Elle éclabousse la toile du jardin de ses touches orangers vifs, jaunes, rouges, voire cramoisis, tel un peintre de la joie et de la bonne humeur. Ce feu d’artifice de couleurs éclate vigoureusement dans les jardins, même sous des cieux nuageux, et prend des tons fluorescents lorsque ces nébulosités frôlent l’anthracite. Les feuilles d’un vert clair uniforme ont la rondeur de l’enfance et de la simplicité, leur caractéristique :  le pétiole situé au centre du limbe et donc une forme dite peltée. 

En les observant de plus près, les pétales de la capucine sont gracieusement assemblés pour former un mignon capuchon d’où son nom qui fait référence aux capucines, religieuses de l’ordre des capucins créé en 1528. Initialement, cette forme lui a été donné par Dame Nature afin d’être pollinisée par le fin et long bec de l’oiseau mouche. Et oui, cette belle petite fée n’est pas endémique de nos contrées, mais originaire des Amériques, plus précisément des régions andines d’où d’autres surnoms tels que cresson du Mexique, cresson du Pérou, cresson des indiens.
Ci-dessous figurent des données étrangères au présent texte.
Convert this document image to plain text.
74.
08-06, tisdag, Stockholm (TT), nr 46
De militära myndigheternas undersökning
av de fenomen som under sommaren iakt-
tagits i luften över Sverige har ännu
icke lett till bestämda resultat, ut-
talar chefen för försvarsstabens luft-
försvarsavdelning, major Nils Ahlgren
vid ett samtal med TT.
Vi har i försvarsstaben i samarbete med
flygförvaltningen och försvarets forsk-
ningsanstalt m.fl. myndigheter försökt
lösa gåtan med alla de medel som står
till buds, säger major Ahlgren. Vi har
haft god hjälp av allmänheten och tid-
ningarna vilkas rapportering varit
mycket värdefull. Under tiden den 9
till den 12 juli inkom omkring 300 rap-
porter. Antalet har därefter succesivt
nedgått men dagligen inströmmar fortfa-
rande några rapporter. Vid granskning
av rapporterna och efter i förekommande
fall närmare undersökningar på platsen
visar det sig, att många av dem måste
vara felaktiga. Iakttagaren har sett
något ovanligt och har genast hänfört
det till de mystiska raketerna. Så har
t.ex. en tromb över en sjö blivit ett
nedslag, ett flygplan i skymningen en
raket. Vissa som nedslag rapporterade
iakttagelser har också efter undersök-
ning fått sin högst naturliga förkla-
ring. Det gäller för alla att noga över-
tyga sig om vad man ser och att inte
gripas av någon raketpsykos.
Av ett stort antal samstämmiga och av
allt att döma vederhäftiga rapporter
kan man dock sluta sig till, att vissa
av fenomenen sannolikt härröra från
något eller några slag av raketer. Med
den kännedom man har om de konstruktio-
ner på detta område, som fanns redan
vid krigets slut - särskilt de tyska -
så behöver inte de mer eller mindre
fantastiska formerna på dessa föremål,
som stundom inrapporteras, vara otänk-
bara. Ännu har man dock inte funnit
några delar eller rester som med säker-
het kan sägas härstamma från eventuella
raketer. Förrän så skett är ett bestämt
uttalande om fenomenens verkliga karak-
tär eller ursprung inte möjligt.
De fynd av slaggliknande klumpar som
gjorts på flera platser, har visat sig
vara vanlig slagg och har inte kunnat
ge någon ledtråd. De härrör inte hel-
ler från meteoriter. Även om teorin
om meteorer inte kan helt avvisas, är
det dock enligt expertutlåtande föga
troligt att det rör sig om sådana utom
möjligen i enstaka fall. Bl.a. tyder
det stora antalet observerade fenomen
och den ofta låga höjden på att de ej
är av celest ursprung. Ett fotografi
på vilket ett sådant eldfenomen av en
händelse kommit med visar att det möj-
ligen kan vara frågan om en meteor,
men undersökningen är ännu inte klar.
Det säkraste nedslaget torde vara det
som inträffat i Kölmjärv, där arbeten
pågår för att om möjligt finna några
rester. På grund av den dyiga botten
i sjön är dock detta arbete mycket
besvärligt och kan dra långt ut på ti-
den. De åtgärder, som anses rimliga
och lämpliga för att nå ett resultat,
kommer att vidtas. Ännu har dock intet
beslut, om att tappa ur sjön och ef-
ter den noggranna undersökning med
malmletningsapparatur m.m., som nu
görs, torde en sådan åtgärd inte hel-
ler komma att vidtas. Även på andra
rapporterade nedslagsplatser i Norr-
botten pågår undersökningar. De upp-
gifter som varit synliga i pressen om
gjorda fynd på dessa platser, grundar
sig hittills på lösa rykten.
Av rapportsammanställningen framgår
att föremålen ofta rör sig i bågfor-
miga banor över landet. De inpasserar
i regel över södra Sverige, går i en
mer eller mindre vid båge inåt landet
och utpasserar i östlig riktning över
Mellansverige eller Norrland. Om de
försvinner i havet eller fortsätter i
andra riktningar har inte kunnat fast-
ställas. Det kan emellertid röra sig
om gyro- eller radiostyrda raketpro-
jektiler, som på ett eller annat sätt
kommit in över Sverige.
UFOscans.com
Les Quechuas se servaient des vertus médicinales de la capucine; les conquistadores hollandais la rapportèrent en Europe aux alentours des années 1680.
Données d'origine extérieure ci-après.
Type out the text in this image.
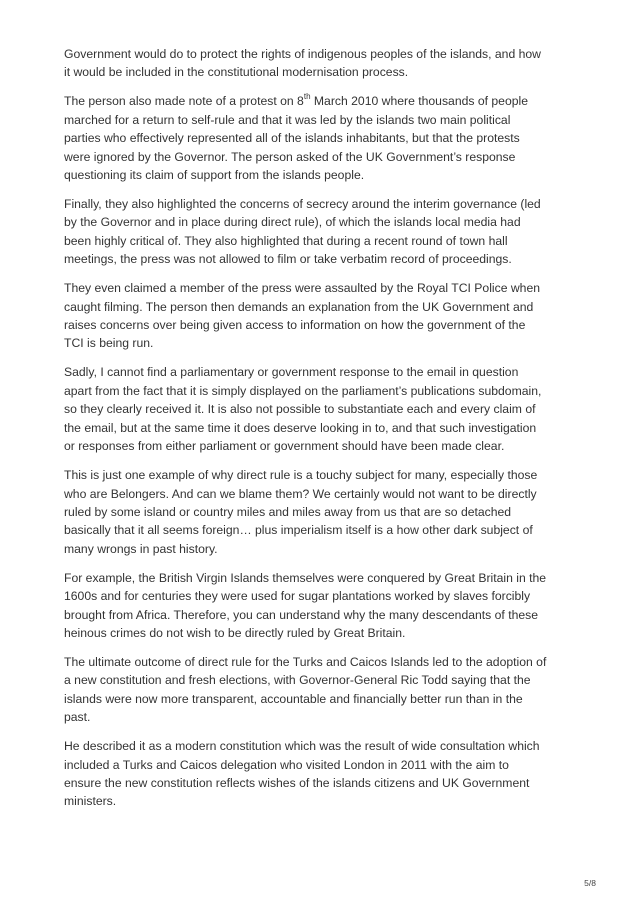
Government would do to protect the rights of indigenous peoples of the islands, and how
it would be included in the constitutional modernisation process.

The person also made note of a protest on 8th March 2010 where thousands of people
marched for a return to self-rule and that it was led by the islands two main political
parties who effectively represented all of the islands inhabitants, but that the protests
were ignored by the Governor. The person asked of the UK Government’s response
questioning its claim of support from the islands people.

Finally, they also highlighted the concerns of secrecy around the interim governance (led
by the Governor and in place during direct rule), of which the islands local media had
been highly critical of. They also highlighted that during a recent round of town hall
meetings, the press was not allowed to film or take verbatim record of proceedings.

They even claimed a member of the press were assaulted by the Royal TCI Police when
caught filming. The person then demands an explanation from the UK Government and
raises concerns over being given access to information on how the government of the
TCI is being run.

Sadly, I cannot find a parliamentary or government response to the email in question
apart from the fact that it is simply displayed on the parliament’s publications subdomain,
so they clearly received it. It is also not possible to substantiate each and every claim of
the email, but at the same time it does deserve looking in to, and that such investigation
or responses from either parliament or government should have been made clear.

This is just one example of why direct rule is a touchy subject for many, especially those
who are Belongers. And can we blame them? We certainly would not want to be directly
ruled by some island or country miles and miles away from us that are so detached
basically that it all seems foreign… plus imperialism itself is a how other dark subject of
many wrongs in past history.

For example, the British Virgin Islands themselves were conquered by Great Britain in the
1600s and for centuries they were used for sugar plantations worked by slaves forcibly
brought from Africa. Therefore, you can understand why the many descendants of these
heinous crimes do not wish to be directly ruled by Great Britain.

The ultimate outcome of direct rule for the Turks and Caicos Islands led to the adoption of
a new constitution and fresh elections, with Governor-General Ric Todd saying that the
islands were now more transparent, accountable and financially better run than in the
past.

He described it as a modern constitution which was the result of wide consultation which
included a Turks and Caicos delegation who visited London in 2011 with the aim to
ensure the new constitution reflects wishes of the islands citizens and UK Government
ministers.

5/8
Elle resta dans un premier temps cantonnée aux jardins de curé, puis devint la fleur du bonheur et de l’Amour après avoir enchanté le plus célèbre de nos rois de France.
Avec sa saveur piquante qui peut rappeler le cresson mais aussi les câpres, on consomme ses fleurs et jeunes feuilles en salade, ses boutons floraux confits dans le vinaigre; un livre de recette du début du 19ème siècle mentionne même une confiture de vinaigre avec ces derniers, certains font également frire rapidement les feuilles dans de l’huile de tournesol pour décorer les plats.
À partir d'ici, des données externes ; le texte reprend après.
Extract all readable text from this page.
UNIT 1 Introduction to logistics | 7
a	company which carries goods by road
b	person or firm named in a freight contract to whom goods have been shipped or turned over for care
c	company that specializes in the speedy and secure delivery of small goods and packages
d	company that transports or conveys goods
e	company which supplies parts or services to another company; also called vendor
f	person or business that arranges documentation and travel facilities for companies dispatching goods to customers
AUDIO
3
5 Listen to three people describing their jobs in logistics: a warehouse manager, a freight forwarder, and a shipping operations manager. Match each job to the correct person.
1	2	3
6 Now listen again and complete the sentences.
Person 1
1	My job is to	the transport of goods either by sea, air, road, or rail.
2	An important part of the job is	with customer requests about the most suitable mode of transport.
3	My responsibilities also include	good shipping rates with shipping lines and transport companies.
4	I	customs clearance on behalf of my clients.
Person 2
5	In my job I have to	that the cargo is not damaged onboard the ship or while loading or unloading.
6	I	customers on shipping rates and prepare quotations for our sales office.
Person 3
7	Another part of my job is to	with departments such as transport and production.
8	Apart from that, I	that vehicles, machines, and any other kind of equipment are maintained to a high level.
En pharmacopée, elle est intéressante car elle n’aurait pas d’interactions avec d’autres plantes médicinales. Infusions, décoctions, jus, sirop, pommades, lotions, cataplasmes, les usages sont variés car elle a des propriétés antiseptiques, cicatrisantes, diurétiques, expectorante, stimulante ; en élixir floral elle combat la procrastination, vu l’orange pétard de ses fleurs, on peut comprendre pourquoi !!
Cette liane qui grimpe ou qui rampe est cultivée en annuelle sous nos latitudes. Personnellement, je n’ai pas l’impression de la cultiver, dans la mesure où sous le climat doux du midi méditerranéen, elle fait sa vie au jardin. Elle se ressème toute seule dès les premières pluies d’automne et assure au jardin un peu de feuillage lumineux en hiver qui cache la misère de certains coins du potager. En fin d’hiver, elle prend de la vigueur et sa floraison va crescendo, abeilles et bourdons se régalent jusqu’aux premiers cagnards ou plus exactement jusqu’à ce que la capucine ait rempli son rôle de pare feu à pucerons

Car la belle se sacrifie pour sauver le reste du jardin ! Un jour d’humidité sans vent et les pucerons se développent à vitesse grand «V». Ces derniers se concentrent sur les capucines qu’ils sucent à merci. Peu à peu la plante dépérit, le feuillage jaunit. Surtout ne pas traiter!! Dans la chaîne de l’écosystème du jardin, les larves des pucerons attireront les auxiliaires pollinisateurs :  syrphes (petites mouches ressemblant à des guêpes) , chrysopes (petits insectes vert tendre aux fragiles ailes translucides que l’on nomme aussi demoiselles aux yeux d’or) et larves de coccinelles ! Il suffira de couper les plants de capucines fanés et direct au compostage (en couche de lasagne bien recouverte pour stopper le développement des larves) la boucle et bouclée, c’est magique ! (Vous pouvez toutefois traiter avec une solution maison au savon noir notamment si vous cultivez sur balcon).
Au printemps, la capucine devient l’hôte de toute une petite faune dont des chenilles de papillons (ici des chenilles d’une espèce de piérides jaune, il y a aussi la piéride du chou, papillon blanc qui peut faire des dégâts si vous cultivez... des choux, la capucine est une façon de les en éloigner) qui se régalent de ses feuilles mais tout le monde cohabite, il reste assez de feuilles et de fleurs, le reste du jardin se trouve épargné et les oiseaux eux aussi se régalent ! 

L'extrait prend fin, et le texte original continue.